Tal quedó de arrogante el pobre señor con el vencimiento del valiente vizcaíno. Mas no le pareció tan bien a Sancho Panza el aviso de su amo, que dejase de responder diciendo:

—Señor, yo soy hombre pacífico, manso, sosegado, y sé disimular cualquiera injuria, porque tengo mujer y hijos que sustentar y criar. Así que séale a vuestra merced también aviso, pues no puede ser mandato, que en ninguna manera pondré mano a la espada, ni contra villano ni contra caballero, y que desde aquí para delante de Dios perdono cuantos agravios me han hecho y han de hacer, ora me los haya hecho o haga o haya de hacer persona alta o baja, rico o pobre, hidalgo o pechero, sin eceptar estado ni condición alguna.

Lo cual oído por su amo, le respondió:

—Quisiera tener aliento para poder hablar un poco descansado, y que el dolor que tengo en esta costilla se aplacara tanto cuanto, para darte a entender, Panza, en el error en que estás. Ven acá, pecador: si el viento de la fortuna, hasta ahora tan contrario, en nuestro favor se vuelve, llevándonos las velas del deseo para que seguramente y sin contraste alguno tomemos puerto en alguna de las ínsulas que te tengo prometida, ¿qué sería de ti si, ganándola yo, te hiciese señor della? Pues lo vendrás a imposibilitar, por no ser caballero, ni quererlo ser, ni tener valor ni intención de vengar tus injurias y defender tu señorío. Porque has de saber que en los reinos y provincias nuevamente conquistados nunca están tan quietos los ánimos de sus naturales ni tan de parte del nuevo señor, que no se tengan temor de que han de hacer alguna novedad para alterar de nuevo las cosas y volver, como dicen, a probar ventura; y, así, es menester que el nuevo posesor tenga entendimiento para saberse gobernar y valor para ofender y defenderse en cualquiera acontecimiento.

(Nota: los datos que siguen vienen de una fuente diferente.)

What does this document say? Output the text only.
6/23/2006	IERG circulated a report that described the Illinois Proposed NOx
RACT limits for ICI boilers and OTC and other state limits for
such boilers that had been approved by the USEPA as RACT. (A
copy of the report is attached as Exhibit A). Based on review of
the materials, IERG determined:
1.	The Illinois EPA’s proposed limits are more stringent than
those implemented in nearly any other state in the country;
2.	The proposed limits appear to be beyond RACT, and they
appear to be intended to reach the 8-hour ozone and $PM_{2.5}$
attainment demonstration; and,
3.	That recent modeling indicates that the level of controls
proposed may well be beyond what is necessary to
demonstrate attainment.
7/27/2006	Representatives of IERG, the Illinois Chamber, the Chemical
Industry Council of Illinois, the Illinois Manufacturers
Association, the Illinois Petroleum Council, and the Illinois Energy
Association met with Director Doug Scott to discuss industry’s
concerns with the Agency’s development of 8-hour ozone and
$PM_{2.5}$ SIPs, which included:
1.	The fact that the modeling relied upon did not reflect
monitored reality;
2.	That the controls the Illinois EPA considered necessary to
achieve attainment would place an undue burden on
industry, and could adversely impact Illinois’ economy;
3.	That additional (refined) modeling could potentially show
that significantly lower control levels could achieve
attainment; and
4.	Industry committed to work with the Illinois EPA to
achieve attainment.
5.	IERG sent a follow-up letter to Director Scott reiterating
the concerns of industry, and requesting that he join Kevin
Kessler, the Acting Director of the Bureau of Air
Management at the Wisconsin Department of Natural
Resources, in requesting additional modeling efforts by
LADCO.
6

—En este que ahora nos ha acontecido —respondió Sancho— quisiera yo tener ese entendimiento y ese valor que vuestra merced dice; mas yo le juro, a fe de pobre hombre, que más estoy para bizmas (emplastos) que para pláticas. Mire vuestra merced si se puede levantar, y ayudaremos a Rocinante, aunque no lo merece, porque él fue la causa principal de todo este molimiento. Jamás tal creí de Rocinante, que le tenía por persona casta y tan pacífica como yo. En fin, bien dicen que es menester mucho tiempo para venir a conocer las personas, y que no hay cosa segura en esta vida. ¿Quién dijera que tras de aquellas tan grandes cuchilladas como vuestra merced dio a aquel desdichado caballero andante había de venir por la posta y en seguimiento suyo esta tan grande tempestad de palos que ha descargado sobre nuestras espaldas?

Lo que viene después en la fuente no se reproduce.